There are a few things you can do to avoid this:
Omit objects from ITCSS completely and only use components
Nest objects and components in HTML to avoid placing too many classes on one HTML element
Separate your spacing system from your objects and components, as we’ll discuss in the next point
Separate spacing system from components
In the words of Max Stoiber, “Margin breaks component encapsulation. A well-built component should not affect anything outside itself.”
A reusable component can appear in different contexts where its distance from other elements may differ.

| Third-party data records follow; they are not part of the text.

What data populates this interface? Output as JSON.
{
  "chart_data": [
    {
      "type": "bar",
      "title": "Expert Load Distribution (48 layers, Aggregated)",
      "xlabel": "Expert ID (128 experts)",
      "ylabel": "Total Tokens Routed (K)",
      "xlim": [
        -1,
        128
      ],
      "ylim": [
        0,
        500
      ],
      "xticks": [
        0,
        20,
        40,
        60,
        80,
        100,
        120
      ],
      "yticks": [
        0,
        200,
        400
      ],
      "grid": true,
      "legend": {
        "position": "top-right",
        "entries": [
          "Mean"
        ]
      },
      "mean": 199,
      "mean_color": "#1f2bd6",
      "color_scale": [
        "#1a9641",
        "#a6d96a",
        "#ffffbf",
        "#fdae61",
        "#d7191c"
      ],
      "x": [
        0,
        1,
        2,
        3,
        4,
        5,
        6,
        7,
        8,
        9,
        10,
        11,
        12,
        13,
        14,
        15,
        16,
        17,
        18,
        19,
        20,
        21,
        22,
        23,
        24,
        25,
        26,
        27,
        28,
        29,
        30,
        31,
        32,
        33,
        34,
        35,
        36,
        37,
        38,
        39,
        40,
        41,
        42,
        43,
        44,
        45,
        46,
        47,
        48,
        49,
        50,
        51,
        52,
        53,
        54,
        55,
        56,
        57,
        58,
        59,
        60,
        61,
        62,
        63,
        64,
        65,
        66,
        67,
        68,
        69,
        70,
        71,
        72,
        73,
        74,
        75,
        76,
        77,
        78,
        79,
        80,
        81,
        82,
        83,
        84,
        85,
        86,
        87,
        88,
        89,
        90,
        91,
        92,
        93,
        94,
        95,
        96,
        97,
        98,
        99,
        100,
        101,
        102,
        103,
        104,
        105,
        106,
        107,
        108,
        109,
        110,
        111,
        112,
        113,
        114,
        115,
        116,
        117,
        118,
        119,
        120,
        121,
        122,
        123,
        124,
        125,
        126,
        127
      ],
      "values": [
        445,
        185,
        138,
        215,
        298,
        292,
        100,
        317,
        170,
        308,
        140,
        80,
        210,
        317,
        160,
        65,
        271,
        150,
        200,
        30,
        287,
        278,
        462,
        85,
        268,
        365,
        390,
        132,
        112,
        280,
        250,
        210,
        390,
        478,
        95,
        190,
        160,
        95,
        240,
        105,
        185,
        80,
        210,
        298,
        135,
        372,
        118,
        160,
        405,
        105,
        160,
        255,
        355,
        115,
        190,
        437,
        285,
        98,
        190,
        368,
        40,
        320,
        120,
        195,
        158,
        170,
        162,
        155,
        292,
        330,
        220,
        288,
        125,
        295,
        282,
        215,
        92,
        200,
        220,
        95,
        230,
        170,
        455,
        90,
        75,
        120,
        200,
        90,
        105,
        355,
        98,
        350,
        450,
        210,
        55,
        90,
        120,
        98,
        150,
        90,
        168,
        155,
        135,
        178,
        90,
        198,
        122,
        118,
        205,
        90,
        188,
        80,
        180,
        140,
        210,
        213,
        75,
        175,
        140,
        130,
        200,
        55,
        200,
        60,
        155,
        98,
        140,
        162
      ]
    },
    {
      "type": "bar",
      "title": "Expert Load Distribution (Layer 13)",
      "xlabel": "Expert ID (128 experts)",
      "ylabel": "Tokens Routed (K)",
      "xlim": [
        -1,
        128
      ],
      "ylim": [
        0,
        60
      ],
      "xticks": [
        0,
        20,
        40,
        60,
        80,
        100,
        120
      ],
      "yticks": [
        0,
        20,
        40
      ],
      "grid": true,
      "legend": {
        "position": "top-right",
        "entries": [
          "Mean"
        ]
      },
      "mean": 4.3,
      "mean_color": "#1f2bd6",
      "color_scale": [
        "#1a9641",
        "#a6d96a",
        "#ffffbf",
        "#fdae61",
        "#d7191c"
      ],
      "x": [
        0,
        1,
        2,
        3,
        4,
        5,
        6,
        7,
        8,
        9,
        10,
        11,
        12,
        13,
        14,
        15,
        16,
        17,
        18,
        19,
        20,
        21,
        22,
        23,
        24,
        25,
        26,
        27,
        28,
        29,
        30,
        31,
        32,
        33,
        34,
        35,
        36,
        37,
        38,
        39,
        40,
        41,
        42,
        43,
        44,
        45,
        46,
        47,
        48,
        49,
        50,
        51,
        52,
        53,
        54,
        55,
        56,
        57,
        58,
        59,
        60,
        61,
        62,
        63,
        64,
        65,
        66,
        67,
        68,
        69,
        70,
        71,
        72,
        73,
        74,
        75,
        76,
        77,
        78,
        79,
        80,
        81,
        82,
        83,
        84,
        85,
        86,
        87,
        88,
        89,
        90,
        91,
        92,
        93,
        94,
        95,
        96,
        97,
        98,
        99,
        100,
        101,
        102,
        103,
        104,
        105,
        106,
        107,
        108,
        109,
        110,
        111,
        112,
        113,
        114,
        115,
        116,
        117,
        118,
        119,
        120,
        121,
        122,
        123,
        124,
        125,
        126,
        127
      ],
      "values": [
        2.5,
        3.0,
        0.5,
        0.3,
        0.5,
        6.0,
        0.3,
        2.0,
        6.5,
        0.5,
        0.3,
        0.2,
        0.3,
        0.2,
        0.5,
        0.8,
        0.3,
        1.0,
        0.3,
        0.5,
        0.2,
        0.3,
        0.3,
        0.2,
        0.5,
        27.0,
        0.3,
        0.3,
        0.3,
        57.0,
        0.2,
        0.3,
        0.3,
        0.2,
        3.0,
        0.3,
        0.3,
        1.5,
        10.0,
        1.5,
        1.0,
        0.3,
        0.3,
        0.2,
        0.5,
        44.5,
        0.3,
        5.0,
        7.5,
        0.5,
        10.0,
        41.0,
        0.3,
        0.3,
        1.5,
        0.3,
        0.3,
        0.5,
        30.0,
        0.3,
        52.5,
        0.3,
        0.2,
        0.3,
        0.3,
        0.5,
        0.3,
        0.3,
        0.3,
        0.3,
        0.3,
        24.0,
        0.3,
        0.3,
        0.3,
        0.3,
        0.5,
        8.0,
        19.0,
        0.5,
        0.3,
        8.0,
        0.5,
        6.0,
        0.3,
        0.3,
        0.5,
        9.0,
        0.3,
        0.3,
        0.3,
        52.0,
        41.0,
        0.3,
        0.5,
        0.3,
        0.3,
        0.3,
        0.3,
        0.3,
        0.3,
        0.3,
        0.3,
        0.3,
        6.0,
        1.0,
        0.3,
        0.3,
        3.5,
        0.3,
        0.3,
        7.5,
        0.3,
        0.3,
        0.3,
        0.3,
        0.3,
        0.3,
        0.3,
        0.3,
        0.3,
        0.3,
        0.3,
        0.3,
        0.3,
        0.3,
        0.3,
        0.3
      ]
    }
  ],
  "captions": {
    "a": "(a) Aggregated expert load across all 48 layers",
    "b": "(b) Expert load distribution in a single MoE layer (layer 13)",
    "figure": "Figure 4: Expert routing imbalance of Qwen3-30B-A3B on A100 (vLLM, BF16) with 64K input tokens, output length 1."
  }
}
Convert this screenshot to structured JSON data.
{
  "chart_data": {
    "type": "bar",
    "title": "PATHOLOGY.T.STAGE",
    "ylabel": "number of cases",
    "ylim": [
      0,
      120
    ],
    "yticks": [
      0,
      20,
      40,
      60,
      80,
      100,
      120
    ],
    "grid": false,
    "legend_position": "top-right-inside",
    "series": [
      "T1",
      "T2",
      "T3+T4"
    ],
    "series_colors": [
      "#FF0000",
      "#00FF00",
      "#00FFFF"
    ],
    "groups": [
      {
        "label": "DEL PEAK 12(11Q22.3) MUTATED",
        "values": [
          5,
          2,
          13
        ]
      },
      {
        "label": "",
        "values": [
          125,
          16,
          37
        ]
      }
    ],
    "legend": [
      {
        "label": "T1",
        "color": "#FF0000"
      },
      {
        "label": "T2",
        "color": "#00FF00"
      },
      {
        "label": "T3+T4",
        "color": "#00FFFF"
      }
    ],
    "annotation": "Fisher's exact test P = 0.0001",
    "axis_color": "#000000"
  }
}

If we try to deal with all the different contexts by adding margins to the component itself, we usually end up with many modifier classes.
One way to solve this in ITCSS is to use wrapper or spacer objects or components. Another, even more flexible solution, would be to create utility classes for margins and spacing, similar to what Tailwind does.
Don’t worry about styles repetition
If there is any concern with a component based CSS architecture like ITCSS, it might be style repetition. Components encapsulate styles and allow us to avoid CSS conflicts and overrides, but they can also lead to style repetition.
Don’t worry about style repetition too much and don’t abstract too many styles into objects. It is much easier to update a particular style that is repeated in a few independent components than it is to track down a chain of styles abstracted into multiple objects or components. If you do this too often, utility-first systems might be more suitable for your way of thinking.
At Xfive, we’ve been using ITCSS for the past 5 years. It’s great for those types of projects which don’t come with built-in support for scoping CSS, for example WordPress projects. ITCSS is part of our custom WordPress development framework Chisel.
However, often it’s our go-to approach even on projects where scoping of CSS is more common, for example React projects.
You simply cannot go wrong with ITCSS. It’s the result of the experience and many years of work by Harry Roberts, one of the most respected CSS authors out there. If you don’t mind digging into the resources a bit, you will learn a simple but powerful architecture that will allow you to create scalable and maintainable CSS for your smaller or bigger projects.